Why does this matter? Most breach reports stop at initial access. Here, researchers watched the full dwell time, revealing how thieves maintain stealthy control to steal high-value loads like electronics or pharmaceuticals. Logistics companies often overlook endpoint persistence, leaving them vulnerable to weeks-long intrusions.
Initial Infection Chain
On February 27, 2026, the actor compromised a load board and posted fake high-paying loads. Interested carriers received emails with a malicious Visual Basic Script (VBS) attachment. Executing it triggered a PowerShell downloader, which fetched and ran another script. This installed ScreenConnect—a legitimate remote access tool abused as a RAT—and displayed a fake broker-carrier agreement PDF to distract the user.
The chain relied on social engineering: carriers chase lucrative gigs amid tight margins. Proofpoint detonated the payload safely in their decoy, confirming the actor’s focus on transportation. Previous incidents linked this group to similar load board phishing, but this marked the first deep dive into their lateral movement.
Layered Persistence and Evasion Tactics
Once inside, the actor stacked tools for redundancy. Over 30 days, they deployed four ScreenConnect instances, plus Pulseway and SimpleHelp RMM agents. Multiple overlapping remote management tools ensure access survives if one gets blocked—SmartPlay at work, not sophistication.
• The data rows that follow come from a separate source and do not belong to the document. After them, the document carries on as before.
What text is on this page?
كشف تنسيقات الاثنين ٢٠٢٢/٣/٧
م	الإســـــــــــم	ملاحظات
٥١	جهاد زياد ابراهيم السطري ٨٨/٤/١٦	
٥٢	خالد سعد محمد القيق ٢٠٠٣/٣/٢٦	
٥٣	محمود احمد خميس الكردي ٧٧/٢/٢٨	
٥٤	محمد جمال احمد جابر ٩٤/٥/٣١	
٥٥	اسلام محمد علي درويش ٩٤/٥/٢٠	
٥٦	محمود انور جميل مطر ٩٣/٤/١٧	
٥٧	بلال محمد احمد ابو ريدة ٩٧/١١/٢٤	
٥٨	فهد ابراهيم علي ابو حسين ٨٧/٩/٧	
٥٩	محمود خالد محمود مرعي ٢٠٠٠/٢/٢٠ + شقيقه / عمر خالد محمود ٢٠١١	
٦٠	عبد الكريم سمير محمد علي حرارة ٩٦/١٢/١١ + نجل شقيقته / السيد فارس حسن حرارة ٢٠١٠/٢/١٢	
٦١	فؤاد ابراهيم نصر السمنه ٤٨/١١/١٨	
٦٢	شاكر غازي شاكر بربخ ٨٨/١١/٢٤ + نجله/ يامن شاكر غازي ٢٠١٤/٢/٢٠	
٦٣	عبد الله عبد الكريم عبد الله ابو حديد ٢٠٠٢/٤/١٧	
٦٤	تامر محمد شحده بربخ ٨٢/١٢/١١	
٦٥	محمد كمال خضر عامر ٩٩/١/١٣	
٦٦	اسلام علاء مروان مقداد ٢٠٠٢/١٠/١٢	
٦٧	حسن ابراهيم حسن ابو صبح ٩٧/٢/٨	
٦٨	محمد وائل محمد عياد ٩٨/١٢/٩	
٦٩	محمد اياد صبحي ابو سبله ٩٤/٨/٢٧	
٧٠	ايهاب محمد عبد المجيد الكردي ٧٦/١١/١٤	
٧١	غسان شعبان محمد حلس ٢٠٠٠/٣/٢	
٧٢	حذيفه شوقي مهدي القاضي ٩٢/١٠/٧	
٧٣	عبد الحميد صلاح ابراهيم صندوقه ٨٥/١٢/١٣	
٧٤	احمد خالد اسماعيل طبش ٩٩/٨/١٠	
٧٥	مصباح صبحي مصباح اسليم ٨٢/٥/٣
The standout move came late March: using an active ScreenConnect session, the actor ran a PowerShell script to upload the ScreenConnect installer to an unknown external signing service. This service slapped on a valid but fake code-signing certificate, hosted the binary on attacker-controlled AWS S3, and returned it. Post-install, scripts swapped out originals signed with now-revoked ConnectWise certs.
This “certificate laundering” dodged Windows trust warnings and endpoint detection. Revoked certs trigger alerts; fresh ones don’t. Researchers noted no prior sightings of this signing service, suggesting an evolution in commodity malware ops. Skeptical take: it’s clever reuse of legit infrastructure, not zero-day wizardry. Attackers exploit vendor revocations—like ConnectWise’s 2024 mess—affecting thousands.
Installation timeline:
Feb 27: Initial ScreenConnect (3 instances)
Mar ~10: Pulseway RMM, SimpleHelp RMM
Late Mar: Fourth ScreenConnect via signing service
Reconnaissance and Intent
Three days post-access, an operator manually navigated the victim’s browser to PayPal—likely hunting payment credentials. By day eight, they escalated: enumerated local users, dumped browser data with tools like LaZagne, and scanned for remote desktop configs.
Later, they probed network shares, Active Directory if present, and financial apps. No ransomware or data exfil observed; focus stayed on trucking ops—load schedules, carrier logs, dispatch systems. Goal: spot valuable cargo routes for physical heists.
Cargo theft rings like this coordinate digital recon with street crews. A single compromised endpoint yields real-time load intel, enabling “virtual hijackings” where thieves pose as legit drivers or ambush trucks.
Implications for Logistics Security
Logistics firms face asymmetric risks: load boards are phishing goldmines, with 10,000+ U.S. carriers active daily. Dwell time over 30 days shows detection gaps—RMM tools blend into noisy environments.
Defenses: Patch RMM agents promptly, block unsigned binaries, monitor PowerShell abuse, and segment load board traffic. Behavioral analytics flag redundant access tools. Firms should audit cert trust and rotate creds post-breach.
This isn’t nation-state opsec; it’s profit-driven crooks scaling with cloud infra. Proofpoint pulled the plug after full observation, but real victims lose millions per incident. Prioritize endpoint visibility—thieves already own the network.